J‘ai lu ce dont on avait discuté, mais j’ai pas relu l’introduction où ils avaient marqué, entre autres, qu’il fallait interdire les arômes. Alors que ma conviction, tout à fait profonde, c’est que de faire une e-cig sans arôme, c’est comme avoir une cigarette sans papier, ou une voiture sans volant, ça ne marche pas ! Donc interdire les arômes cela veut dire qu’on va interdire la e-cig et c’est une connerie. J’ai l’accord de principe, j’aurais la confirmation demain, pour que ce soit strictement régulé afin que les enfants ne commencent pas à vapoter. Après moi, je suis solidaire de mes copains, des gens de la même association. Il y a quand même eu beaucoup de progrés sur ce texte par rapport à ce que cela aurait pu être. Et puis là, il va s’améliorer mais la partie « arômes » est un changement de texte après délibération, mais je n’ai pas relu le document final en entier, c’est de ma faute. Des fois quand on est débordé on dit « oui » surtout quand la partie dont on a discuté est inchangée…

Mais ils vont rechanger, dans les 3 jours, normalement il y aura une version corrigée.

Certains vous reprochent des accointances avec l’industrie du tabac et des laboratoires pharmaceutiques, vous sentez vous piégé par ces deux poids lourds du lobbying mondial ? Pouvez-vous toujours avoir toute latitude de défendre vos propres opinions, sans mettre en péril vos recherches ou vos soutiens financiers.
Et les vapoteurs et tout ce que l’on veut… Je suis tout à fait libre de ce que je dis. Sauf que vous voyez moi je me suis fait piégé par mes amis, enfin les gens avec qui je travaille. Sur d’autres sujets on est 100% d’accord. Pour l’instant je me fais plus engueuler par mes amis d’aller à l’AFNOR avec l’industrie du tabac dans la salle, mais je me sens tout à fait indépendant. Ce qui ne m’interdit pas de faire des conneries comme d’avoir laissé passer ce document.
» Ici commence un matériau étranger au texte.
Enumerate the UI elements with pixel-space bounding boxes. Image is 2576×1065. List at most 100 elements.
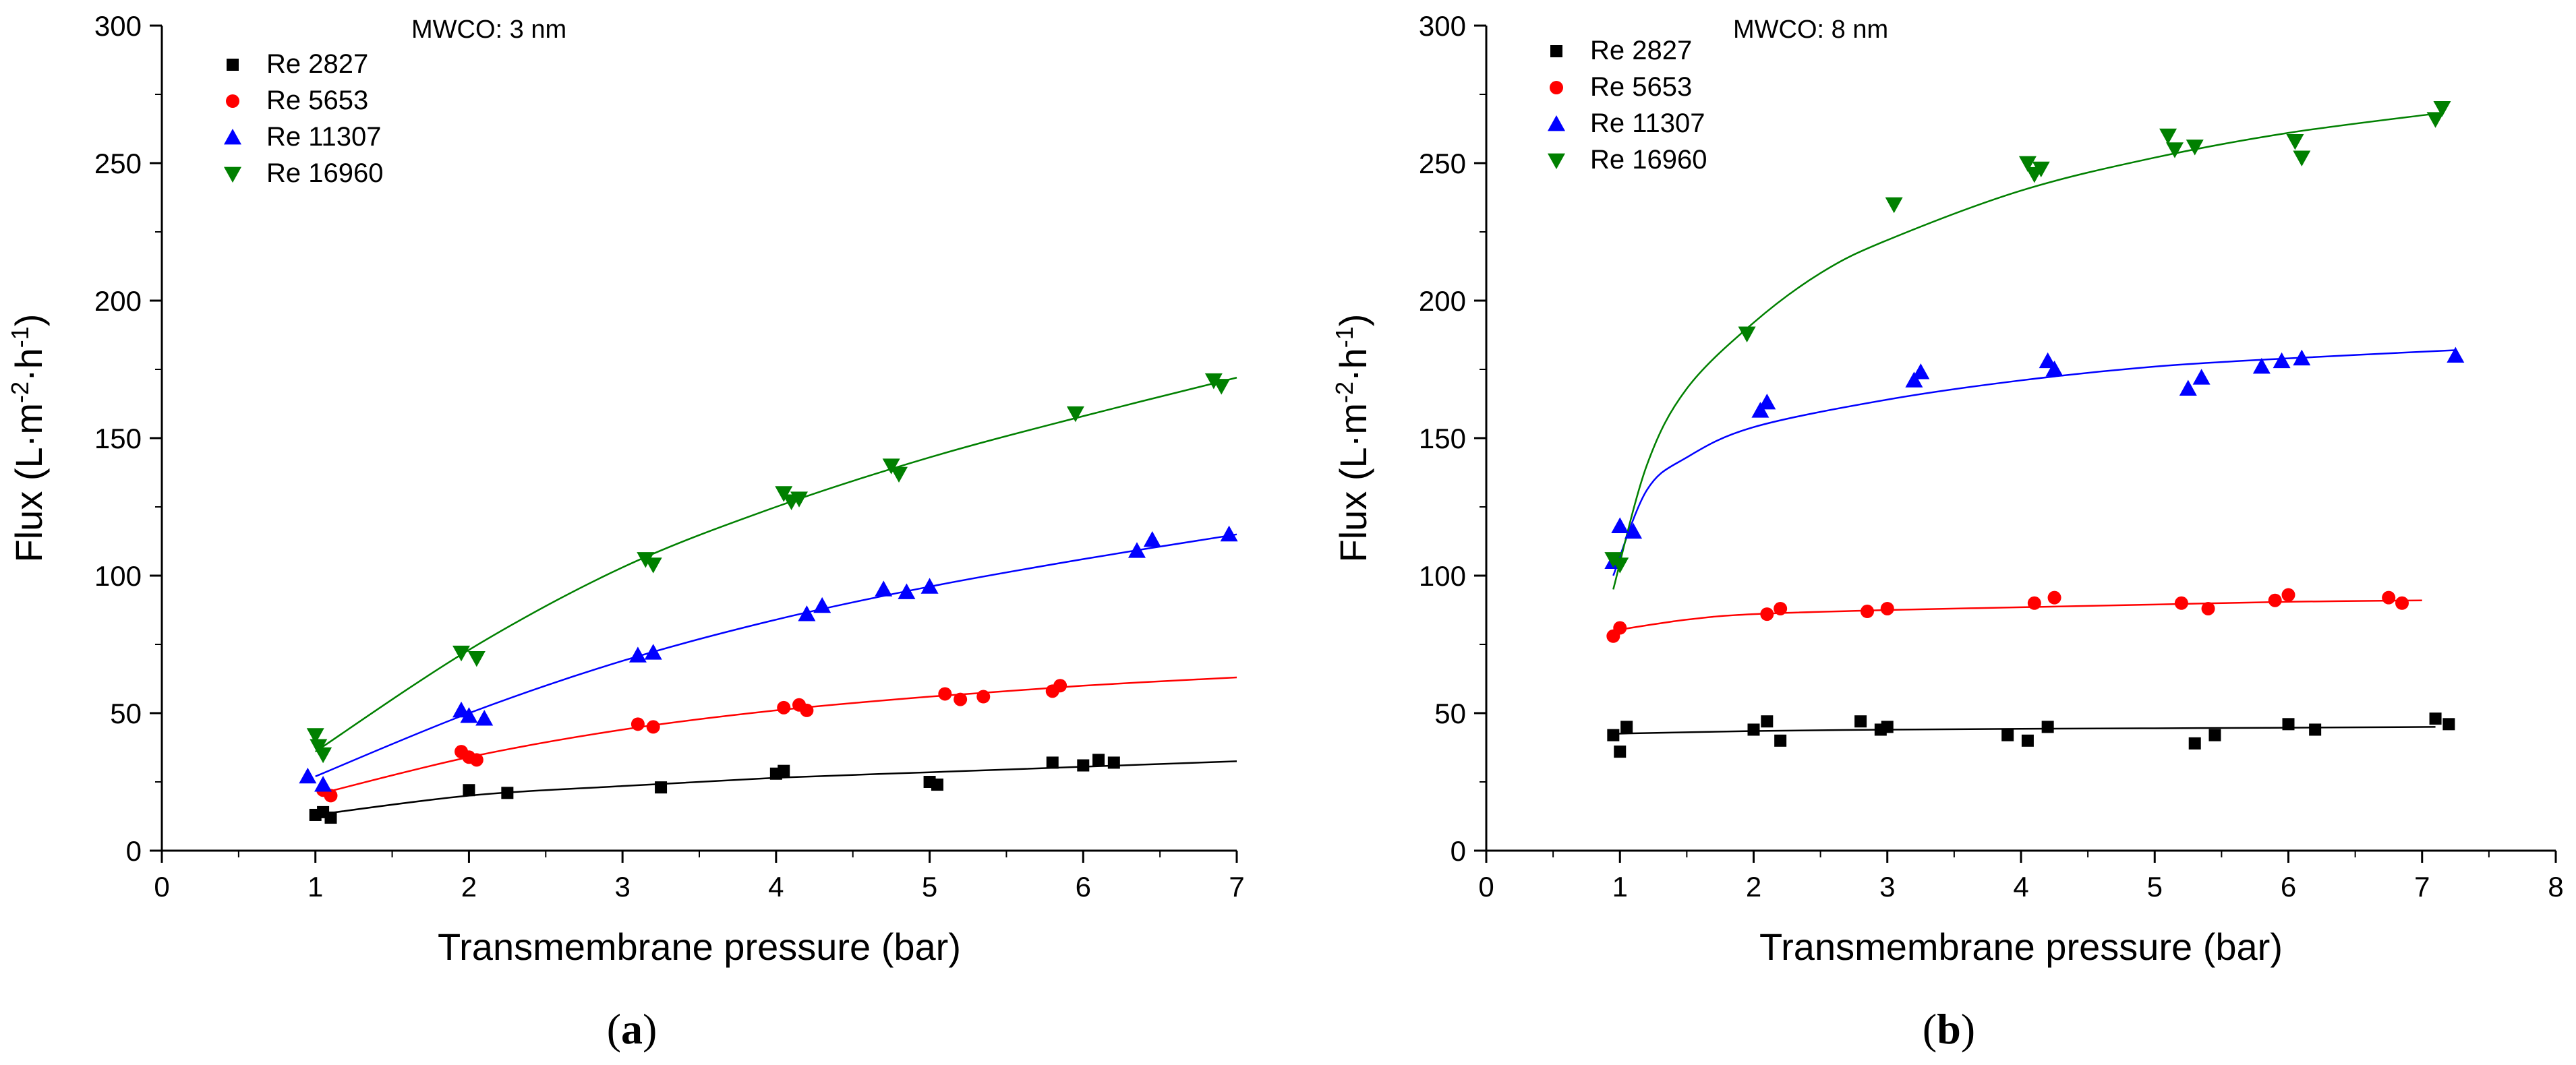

J’ai juste renvoyé le mail en disant « ok » en ayant juste relu la 2ème partie sans avoir repris la 1ère. Mais pour les arômes je pense qu’ils l’ont fait plus par bêtise que par méchanceté, ils ont pensé que sans arômes pas d’enfants qui vapotent en oubliant que sans arômes la e-cig n’existe pas !

Merci d’avoir pris le temps de nous répondre, c’est une de vos premières déclarations suite à la publication des recommandations de l’ENSP, merci beaucoup.